@Logan M Hey Logan, thanks for your work on RAPTOR. I have two questions as I try to deploy this for my product: How would I save RAPTOR into a hosted vector DB like pinecone? Do I basically just load the vector DB and say in the raptor pack: pack = RaptorPack(..., vector_store=pinecone_vector_store)? How do I add more documents to an already existing RAPTOR pack? Do I simply load the vector store and then fill the document parameter with more documents?
Insertion isn't really implemented actually. The idea would be to insert to the bottom level cluster that best macthes the new chunk, and then manually re-trigger a reclustering/re-summarizing after X insertions
My insertions would be just entirely new docs so we don’t need to re-cluster or re-summarize previously saved data. Is there a way to set this up? Perhaps re-run the RAPTOR pack with new data in the document parameter?

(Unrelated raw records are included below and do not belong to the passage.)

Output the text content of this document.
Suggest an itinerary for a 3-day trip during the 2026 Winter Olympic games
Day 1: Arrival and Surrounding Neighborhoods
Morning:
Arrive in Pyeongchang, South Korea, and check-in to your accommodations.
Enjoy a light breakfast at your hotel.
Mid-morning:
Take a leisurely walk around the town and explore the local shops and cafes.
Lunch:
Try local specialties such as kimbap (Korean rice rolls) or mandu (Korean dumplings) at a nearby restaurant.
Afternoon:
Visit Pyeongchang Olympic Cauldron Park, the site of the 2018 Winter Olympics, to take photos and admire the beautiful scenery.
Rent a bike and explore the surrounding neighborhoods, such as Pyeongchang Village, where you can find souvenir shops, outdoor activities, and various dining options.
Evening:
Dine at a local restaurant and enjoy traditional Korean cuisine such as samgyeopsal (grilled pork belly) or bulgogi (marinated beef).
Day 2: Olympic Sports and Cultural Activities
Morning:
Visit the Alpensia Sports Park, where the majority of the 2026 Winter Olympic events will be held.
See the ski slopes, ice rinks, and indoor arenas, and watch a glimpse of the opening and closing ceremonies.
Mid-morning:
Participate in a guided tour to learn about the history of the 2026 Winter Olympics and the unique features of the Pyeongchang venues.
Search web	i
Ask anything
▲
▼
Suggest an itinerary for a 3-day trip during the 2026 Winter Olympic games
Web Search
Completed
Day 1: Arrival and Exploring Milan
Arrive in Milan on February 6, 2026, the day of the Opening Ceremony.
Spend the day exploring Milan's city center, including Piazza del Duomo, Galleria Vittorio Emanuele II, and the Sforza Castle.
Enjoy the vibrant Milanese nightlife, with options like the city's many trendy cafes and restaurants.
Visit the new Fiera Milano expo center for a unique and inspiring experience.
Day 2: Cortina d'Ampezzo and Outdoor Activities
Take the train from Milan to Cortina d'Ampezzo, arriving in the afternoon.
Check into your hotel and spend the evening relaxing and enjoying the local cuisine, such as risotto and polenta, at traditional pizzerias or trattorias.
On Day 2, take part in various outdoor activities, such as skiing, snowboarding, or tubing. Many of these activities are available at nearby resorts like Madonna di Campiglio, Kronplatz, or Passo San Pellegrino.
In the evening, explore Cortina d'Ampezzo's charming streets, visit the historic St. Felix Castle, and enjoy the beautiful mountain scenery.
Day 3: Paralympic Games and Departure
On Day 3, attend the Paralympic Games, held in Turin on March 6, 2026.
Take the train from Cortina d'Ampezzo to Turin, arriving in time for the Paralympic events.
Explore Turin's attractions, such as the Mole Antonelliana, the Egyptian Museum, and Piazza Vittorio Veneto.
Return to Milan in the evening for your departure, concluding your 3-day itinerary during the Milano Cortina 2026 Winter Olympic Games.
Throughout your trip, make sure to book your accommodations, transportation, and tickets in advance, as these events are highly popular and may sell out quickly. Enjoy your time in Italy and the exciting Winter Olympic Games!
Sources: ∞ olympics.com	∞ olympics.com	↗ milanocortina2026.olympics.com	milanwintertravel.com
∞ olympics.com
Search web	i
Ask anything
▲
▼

Pretty sure pack = RaptorPack(documents=new_docs, vector_store=pinecone_vector_store) will run clustering/summarization on those documents. It would be disconnected from any existing documents
You would need to re-summarize/re-cluster at some point if you insert enough, because your data will start to drift essentially (i.e. the summaries of clusters won't be representitive)
@Logan M thanks for the explanation. So essentially I could add more document into my RAPTOR index saved in PineCone by running that command as long as each of my document is topically diverse enough?